Anthropometric and dietary determinants of blood pressure in over 7000 Mediterranean women: the European Prospective Investigation into Cancer and Nutrition-Florence cohort.J Hypertens 2008; 26(11):2112-20JH
Anthropometric characteristics and dietary habits are widely recognized to influence blood pressure. We evaluated their role in a large series of Mediterranean adult women.
In Florence, in the European Prospective Investigation into Cancer and Nutrition, we recruited 10 083 women, aged 35-64 years. Detailed information on diet, lifestyle, physical activity, and medical history were collected. Anthropometric indices and systolic and diastolic blood pressures were measured at recruitment using standardized procedures. Overall, after excluding those women who reported a clinical diagnosis of hypertension and/or an antihypertensive treatment and those without measurements, 7601 women were available for analyses with an average systolic and diastolic blood pressure value of 123.2+/-16.0 and 78.7+/-9.4 mmHg, respectively.
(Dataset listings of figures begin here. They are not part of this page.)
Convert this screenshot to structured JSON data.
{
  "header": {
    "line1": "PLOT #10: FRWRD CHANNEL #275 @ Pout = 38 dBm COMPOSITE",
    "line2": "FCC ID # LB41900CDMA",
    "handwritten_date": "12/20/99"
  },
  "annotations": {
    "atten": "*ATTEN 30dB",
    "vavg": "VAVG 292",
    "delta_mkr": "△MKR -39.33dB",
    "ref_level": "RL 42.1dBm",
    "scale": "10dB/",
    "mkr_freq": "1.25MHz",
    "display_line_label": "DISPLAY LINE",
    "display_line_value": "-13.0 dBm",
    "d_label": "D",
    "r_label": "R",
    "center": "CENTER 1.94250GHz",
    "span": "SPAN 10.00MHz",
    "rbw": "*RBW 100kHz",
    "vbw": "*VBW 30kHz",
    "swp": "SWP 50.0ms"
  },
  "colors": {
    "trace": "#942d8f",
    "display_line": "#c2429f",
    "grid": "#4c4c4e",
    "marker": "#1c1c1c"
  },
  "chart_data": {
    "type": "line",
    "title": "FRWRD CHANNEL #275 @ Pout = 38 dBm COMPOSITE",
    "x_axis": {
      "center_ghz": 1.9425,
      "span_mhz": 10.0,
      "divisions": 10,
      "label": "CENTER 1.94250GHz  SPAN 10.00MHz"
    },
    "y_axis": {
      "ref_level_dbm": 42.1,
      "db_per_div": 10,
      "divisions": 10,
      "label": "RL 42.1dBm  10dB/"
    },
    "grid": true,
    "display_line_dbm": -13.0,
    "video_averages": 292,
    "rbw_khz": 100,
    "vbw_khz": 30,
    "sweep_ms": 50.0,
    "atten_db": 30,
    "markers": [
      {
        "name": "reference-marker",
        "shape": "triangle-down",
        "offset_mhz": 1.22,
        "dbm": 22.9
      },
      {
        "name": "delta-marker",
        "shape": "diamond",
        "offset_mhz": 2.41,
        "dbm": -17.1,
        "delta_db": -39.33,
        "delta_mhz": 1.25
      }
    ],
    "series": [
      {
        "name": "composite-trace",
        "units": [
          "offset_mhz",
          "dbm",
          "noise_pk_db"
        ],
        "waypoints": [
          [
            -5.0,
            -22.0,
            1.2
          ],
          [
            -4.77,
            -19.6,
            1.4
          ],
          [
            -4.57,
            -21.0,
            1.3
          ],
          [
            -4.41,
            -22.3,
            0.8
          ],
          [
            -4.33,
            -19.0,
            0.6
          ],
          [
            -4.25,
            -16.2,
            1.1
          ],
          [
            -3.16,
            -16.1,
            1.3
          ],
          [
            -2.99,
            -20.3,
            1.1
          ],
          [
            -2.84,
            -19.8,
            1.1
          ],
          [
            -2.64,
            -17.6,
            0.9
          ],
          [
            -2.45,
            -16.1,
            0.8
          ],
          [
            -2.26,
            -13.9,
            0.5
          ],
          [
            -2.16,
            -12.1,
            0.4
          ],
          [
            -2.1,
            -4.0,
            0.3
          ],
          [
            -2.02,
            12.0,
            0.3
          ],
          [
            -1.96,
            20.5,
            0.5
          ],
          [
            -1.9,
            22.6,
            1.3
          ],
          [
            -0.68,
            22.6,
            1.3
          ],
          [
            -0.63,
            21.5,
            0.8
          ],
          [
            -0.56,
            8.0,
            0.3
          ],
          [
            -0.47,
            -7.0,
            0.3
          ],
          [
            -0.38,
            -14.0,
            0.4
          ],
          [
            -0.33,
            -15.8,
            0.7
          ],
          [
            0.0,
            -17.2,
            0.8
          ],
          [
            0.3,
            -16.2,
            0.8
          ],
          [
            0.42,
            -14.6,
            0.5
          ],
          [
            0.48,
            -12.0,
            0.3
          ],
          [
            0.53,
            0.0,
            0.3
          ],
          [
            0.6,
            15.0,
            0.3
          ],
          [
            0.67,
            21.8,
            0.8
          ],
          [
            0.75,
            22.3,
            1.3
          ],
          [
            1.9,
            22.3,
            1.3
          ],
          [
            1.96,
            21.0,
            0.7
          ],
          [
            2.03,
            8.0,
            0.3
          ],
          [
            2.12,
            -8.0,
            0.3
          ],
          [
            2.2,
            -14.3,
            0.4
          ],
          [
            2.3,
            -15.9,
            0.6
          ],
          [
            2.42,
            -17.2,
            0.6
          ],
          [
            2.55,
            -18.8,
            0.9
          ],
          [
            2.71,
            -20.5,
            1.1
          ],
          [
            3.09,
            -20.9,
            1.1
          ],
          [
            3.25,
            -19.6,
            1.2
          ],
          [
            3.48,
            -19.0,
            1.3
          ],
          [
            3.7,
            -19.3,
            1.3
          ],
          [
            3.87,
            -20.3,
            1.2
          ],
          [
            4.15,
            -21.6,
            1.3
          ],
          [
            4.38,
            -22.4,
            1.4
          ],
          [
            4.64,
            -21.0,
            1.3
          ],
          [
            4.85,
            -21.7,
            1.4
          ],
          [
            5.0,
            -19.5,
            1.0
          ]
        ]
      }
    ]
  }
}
Multivariate regression models showed that body mass index (P<0.0001) and waist circumference (>or=88 cm, P<0.0001), as well as processed meat, potatoes, and wine consumption, were directly associated with both systolic and diastolic values. In contrast, a high consumption of selected foods resulted inversely associated with systolic (total vegetables, yoghurt, and eggs), diastolic (olive oil) or both systolic and diastolic values (leafy vegetables, milk, coffee). Analyses performed on nutrients showed a positive association with alcohol and sodium intake, and an inverse one with potassium and micronutrients derived from fruits and vegetables.
In this large series of women from Tuscany, Central Italy, we confirm the independent influence of anthropometric characteristics on blood pressure. The role of specific foods and nutrients in modulating blood pressure also emerged, suggesting a central role for lifestyle modifications in blood pressure control.